Geely Holding Group has announced plans to reorganise its portfolio by merging its premium electric vehicle brand Zeekr and its sister brand Lynk & Co to create a stronger global entity.
The restructuring aims to streamline product offerings, enhance technological synergies, and boost operational efficiency across the group.
Under the proposed deal, Zeekr, listed on the New York Stock Exchange, will acquire a 51% stake in Lynk & Co through a series of transactions.
This includes purchasing Volvo Cars’ 30% stake and an additional 20% from Geely Holding. Zeekr will increase its shareholding through a capital injection, while the remaining 49% will stay with Geely Automobile Holdings, the group’s primary listed arm.
The deal values Lynk & Co at approximately 18 billion yuan (RM11.2 billion) and is expected to be finalised by June 2025, according to sources familiar with the matter. Geely Automobile Holdings will also raise its stake in Zeekr to about 62.8% to further integrate the brands.
Zeekr will lead innovation in electric and connected vehicle technologies within the group, sharing advancements with other Geely-owned brands, including Polestar. Lynk & Co’s product team has already begun reporting to Zeekr CEO Andy An, with discussions underway to unify shared technologies and components.
Both brands have experienced significant growth. In the first nine months of 2024, Lynk & Co sold approximately 195,600 vehicles, a 40% year-on-year increase.

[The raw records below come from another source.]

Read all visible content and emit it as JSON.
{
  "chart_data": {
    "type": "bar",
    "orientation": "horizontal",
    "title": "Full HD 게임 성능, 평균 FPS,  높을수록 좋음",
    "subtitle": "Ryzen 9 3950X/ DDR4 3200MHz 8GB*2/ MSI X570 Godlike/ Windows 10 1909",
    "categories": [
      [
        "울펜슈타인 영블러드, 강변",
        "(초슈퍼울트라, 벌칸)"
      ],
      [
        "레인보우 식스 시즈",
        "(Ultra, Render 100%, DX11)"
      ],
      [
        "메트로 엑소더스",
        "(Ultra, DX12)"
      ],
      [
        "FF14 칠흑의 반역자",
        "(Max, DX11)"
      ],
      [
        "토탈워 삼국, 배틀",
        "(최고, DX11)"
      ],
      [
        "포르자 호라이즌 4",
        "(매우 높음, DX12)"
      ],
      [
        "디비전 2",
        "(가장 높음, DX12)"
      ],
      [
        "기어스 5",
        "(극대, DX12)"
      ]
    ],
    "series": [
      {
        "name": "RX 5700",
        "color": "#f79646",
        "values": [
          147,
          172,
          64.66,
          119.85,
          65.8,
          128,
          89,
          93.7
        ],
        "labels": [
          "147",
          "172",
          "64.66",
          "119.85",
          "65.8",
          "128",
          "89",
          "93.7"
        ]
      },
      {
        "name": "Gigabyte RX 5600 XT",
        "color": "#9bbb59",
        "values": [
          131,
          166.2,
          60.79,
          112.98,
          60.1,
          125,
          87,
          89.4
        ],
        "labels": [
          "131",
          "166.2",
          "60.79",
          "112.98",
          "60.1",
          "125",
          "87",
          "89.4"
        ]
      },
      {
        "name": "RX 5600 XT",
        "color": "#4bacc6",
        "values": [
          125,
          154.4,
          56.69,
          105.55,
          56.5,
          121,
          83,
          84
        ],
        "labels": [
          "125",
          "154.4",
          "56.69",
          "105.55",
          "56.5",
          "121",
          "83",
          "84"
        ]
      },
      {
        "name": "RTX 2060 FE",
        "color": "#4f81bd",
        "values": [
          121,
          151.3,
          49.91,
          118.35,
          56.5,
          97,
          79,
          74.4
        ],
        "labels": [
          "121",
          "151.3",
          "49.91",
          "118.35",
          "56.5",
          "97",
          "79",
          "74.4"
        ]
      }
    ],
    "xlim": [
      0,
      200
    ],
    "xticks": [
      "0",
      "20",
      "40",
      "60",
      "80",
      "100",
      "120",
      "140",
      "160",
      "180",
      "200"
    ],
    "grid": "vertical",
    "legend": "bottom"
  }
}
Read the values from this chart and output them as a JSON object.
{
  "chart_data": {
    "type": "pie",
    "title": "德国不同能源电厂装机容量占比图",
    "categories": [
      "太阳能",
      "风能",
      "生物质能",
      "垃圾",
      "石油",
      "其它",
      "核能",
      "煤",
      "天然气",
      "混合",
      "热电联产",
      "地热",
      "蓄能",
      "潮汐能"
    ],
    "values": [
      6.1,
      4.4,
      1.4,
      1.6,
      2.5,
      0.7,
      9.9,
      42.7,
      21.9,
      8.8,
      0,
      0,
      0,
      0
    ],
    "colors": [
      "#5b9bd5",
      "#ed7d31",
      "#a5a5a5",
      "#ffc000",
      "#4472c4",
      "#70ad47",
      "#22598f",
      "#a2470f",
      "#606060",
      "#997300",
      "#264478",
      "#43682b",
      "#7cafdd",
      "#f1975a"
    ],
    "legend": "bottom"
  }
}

Meanwhile, Zeekr, which launched in 2021, sold nearly 143,000 units, an 81% increase.
Geely chairman Eric Li has called for deeper integration across the group to reduce costs, improve efficiency, and eliminate product overlap. Analysts have noted that Zeekr and Lynk & Co target similar markets, leading to cannibalisation of sales. The merger is expected to resolve these issues by clarifying brand positioning.